A hush fell over the room. Willy’s eyes bulged and Brenda hurried to put her hands on his chest to keep him from rising.
“She didn’t mean it,” said Brenda. “She’s new, aren’t you Lucy?”
I said nothing. John shook his head, and Carol and Chris murmured to each other. Willy settled down, but not before leaning over and lecturing Brenda about keeping proper company.
“Sorry, sorry,” she kept saying.
I excused myself, leaving the Lounge Crew men to their suspicions. A part of me kicked at the idea of being called crazy by men playing imaginary cards.
As I trudged down the hall, careful to tune out the debate between lounge crew members, I considered the logistics of their game. The men saw that which didn’t exist, at least in this realm. Did the Lounge Crew’s cards function like ghosts? Would Titus be able to see them?
I turned into a different corridor, past the rec room where a man sat cross-legged on the floor, his head drooped over an empty bowl. The lights flicked above my head, buzzing alongside the soft thuds of my footsteps. The ward had so many patients, so many interpretations of reality.
My ears twitched. A crescendo echoed behind me. Brenda appeared by my side, panting for breath.
“You left so suddenly,” she said. “Don’t be mad. Willy’s not mean, he’s just impatient. He wants you to play by their rules.”
“What are their rules?” I said.
“I don’t know. But next time, ask them to look at your cards for you if you cannot see. Willy isn’t above helping the less gifted. He only hates being called a liar.”
“Can you see them?” I said. “The cards.”
“Well… no. But I play sometimes and let one of the boys check for me. They never play anything but Spades and Poker, and only Spades among themselves.”
I said nothing. Again, her story seemed fabricated, stupid, as if a figment of imagination created by four children living in their own world. Spades was a four-player game, involving secrecy and partnership. It was impossible to remember which of the fifty-two cards had been played even with physical indicators.

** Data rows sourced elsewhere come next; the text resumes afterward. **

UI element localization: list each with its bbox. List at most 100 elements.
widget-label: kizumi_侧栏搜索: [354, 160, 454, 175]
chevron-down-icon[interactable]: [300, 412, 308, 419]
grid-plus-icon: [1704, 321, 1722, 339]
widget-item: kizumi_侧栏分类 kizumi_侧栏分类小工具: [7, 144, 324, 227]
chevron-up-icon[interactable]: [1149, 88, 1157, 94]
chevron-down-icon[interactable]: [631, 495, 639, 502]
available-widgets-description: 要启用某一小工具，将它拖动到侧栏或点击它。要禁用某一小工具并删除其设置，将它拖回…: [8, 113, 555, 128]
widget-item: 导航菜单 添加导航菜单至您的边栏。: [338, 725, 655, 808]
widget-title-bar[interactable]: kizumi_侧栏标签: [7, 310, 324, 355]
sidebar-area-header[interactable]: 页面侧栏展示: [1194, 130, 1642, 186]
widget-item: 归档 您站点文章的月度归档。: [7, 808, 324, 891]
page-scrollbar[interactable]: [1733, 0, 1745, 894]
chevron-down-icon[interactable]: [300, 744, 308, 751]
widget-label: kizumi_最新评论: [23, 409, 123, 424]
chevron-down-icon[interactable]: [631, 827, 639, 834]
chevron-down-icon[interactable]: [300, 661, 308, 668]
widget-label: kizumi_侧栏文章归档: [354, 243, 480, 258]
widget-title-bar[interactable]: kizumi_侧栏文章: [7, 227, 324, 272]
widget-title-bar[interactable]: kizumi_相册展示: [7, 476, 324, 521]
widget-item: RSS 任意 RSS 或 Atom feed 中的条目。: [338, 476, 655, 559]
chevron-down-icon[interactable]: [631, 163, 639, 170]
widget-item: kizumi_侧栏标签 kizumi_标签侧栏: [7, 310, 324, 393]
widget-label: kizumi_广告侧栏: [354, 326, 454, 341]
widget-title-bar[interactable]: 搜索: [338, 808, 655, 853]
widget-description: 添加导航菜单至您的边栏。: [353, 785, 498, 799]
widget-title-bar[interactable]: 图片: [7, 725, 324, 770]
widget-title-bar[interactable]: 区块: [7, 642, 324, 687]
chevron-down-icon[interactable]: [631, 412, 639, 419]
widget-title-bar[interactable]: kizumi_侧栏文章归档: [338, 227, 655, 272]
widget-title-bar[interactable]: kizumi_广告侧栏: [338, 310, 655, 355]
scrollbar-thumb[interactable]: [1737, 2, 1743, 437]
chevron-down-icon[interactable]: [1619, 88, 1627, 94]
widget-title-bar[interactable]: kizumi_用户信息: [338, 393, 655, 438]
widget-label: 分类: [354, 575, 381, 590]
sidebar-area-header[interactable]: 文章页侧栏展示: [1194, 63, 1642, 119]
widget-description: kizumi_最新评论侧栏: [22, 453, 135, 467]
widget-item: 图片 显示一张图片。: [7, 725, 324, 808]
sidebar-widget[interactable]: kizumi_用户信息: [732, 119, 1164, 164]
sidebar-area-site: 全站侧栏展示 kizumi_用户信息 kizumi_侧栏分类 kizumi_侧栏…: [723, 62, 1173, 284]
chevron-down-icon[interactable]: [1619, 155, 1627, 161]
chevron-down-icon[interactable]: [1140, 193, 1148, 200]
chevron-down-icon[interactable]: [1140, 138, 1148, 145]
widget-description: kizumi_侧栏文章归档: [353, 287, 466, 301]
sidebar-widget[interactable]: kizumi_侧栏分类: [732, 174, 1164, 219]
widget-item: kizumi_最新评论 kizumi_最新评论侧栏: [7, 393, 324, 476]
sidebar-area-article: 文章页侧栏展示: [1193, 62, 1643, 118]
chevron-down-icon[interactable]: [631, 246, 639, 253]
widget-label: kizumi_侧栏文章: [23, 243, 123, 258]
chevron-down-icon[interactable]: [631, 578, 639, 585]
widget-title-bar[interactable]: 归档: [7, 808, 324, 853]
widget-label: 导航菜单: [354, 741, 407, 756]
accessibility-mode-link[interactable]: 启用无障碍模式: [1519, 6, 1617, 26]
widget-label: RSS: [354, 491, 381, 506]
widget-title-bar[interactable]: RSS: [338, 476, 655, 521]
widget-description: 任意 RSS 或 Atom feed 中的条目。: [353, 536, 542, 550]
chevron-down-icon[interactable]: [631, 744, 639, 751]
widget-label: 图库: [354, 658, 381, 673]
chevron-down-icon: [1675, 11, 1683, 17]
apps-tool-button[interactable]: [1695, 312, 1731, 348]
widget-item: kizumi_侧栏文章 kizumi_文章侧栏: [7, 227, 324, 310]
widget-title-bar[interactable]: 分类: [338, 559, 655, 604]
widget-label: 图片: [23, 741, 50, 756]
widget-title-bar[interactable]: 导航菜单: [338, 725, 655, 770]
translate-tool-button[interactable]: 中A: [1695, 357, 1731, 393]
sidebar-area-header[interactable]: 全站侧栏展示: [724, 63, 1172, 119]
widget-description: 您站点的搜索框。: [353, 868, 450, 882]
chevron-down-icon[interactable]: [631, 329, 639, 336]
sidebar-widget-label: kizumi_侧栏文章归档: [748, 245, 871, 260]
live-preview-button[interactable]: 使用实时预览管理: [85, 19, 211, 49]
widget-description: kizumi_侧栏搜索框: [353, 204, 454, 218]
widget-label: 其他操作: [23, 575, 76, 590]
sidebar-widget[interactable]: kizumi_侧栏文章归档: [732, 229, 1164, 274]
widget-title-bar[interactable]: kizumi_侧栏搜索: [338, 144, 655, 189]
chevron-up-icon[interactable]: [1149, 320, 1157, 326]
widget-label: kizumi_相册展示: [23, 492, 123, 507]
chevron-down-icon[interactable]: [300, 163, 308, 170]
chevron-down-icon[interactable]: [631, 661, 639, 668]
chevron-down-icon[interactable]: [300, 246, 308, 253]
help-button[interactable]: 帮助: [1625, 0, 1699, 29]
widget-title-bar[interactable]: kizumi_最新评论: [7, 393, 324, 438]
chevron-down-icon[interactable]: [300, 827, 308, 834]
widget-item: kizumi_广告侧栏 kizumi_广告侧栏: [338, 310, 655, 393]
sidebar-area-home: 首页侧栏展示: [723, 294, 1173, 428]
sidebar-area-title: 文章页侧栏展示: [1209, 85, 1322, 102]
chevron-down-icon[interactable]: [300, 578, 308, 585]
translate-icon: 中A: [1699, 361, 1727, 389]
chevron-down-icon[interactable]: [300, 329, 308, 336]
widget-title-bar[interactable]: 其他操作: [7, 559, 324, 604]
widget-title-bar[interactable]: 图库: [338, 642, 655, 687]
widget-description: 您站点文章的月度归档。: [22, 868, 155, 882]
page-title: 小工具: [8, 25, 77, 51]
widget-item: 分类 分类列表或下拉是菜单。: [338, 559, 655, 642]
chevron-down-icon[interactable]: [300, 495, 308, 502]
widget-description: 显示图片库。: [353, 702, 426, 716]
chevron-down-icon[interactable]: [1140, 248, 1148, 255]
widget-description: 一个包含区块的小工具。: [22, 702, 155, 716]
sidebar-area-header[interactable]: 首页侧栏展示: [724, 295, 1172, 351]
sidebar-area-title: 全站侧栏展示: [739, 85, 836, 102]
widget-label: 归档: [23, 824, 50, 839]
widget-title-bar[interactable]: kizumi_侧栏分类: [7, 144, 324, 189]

How could the four men simultaneously remember the same sequence? Were they really psychics playing cards in another realm? Or simply geniuses who convinced themselves of a nonexistent gift through mutual assurance?
I glanced back at the lounge. The fireplace cracked as the four Lounge Crew members resumed their game. Again, their hands rose to their faces, with no cards in them or on the table. Another theory rose in my mind. Could there be no homogeneity? Could the lounge crew simply be a group of schizophrenics, clinging to their last shreds of sanity as they indulge each other’s delusions as atonement for their own?